Some of the payouts barely feel connected to the same economy most Americans are living in. Elon Musk received a compensation package valued at $132.3 billion tied to long-term Tesla stock awards linked to ambitious growth targets involving robotaxis, artificial intelligence and humanoid robots.

Shankh Mitra of Welltower received compensation valued at $821.1 million after the company’s stock price tripled during his leadership period.

At Broadcom, CEO Hock Tan received a package valued at more than $205 million tied partly to future AI revenue growth.

Meanwhile, a lot of employees are still deciding which bills can wait until next month.

The sharpest pay divides appeared at companies with large lower-paid workforces. At The Coca-Cola Company, the CEO earned nearly 1,739 times the median worker pay. At retailer TJX Companies, the ratio was roughly 1,774 times.

For people already stretched thin by rent, loan repayments and rising everyday costs, those numbers are likely to feel detached from reality.
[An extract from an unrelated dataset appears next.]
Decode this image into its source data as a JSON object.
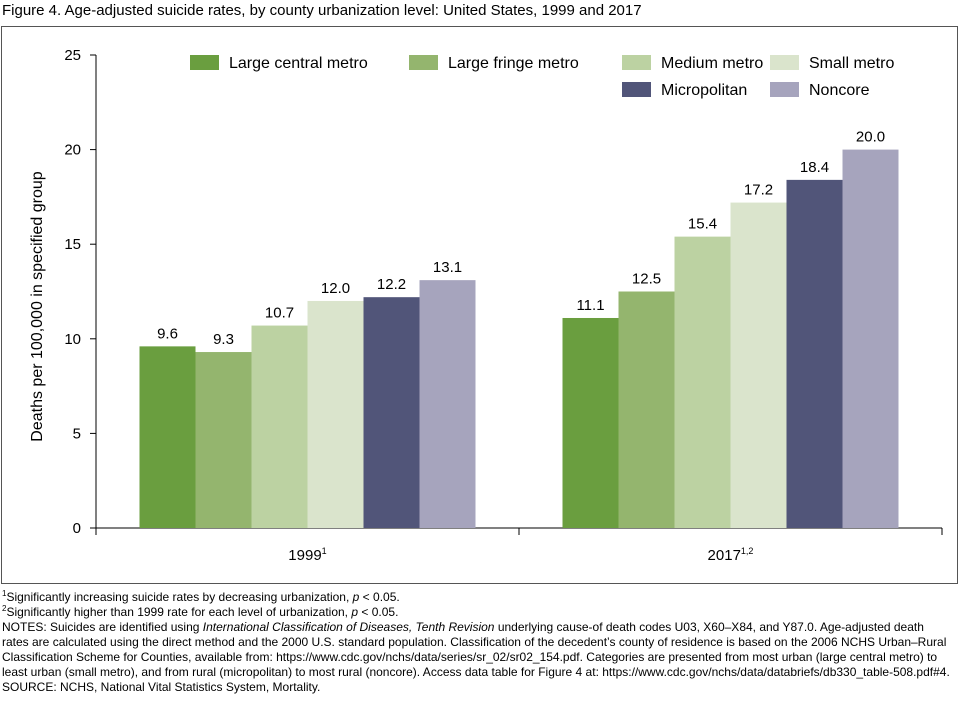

Wage growth may have returned statistically. It does not feel that way in a lot of homes. People are putting off holidays, delaying repairs, cutting back nights out and carrying balances on credit cards longer than they expected. Bigger purchases increasingly feel risky. Even middle-income earners who once felt financially stable are becoming more cautious about spending.

Sarah Anderson of the Institute for Policy Studies called the payouts “obscene” given the strain still facing working families dealing with elevated living costs. Major banks also handed out huge rewards after years of restructuring and stock market recovery.

David Solomon at Goldman Sachs received compensation worth nearly $119 million. Jane Fraser of Citigroup received $95.8 million while overseeing a sweeping restructuring effort that included thousands of layoffs.

Corporate profits and stock prices may still be climbing, but that recovery continues to feel distant for many people staring at shrinking bank balances by the end of the month.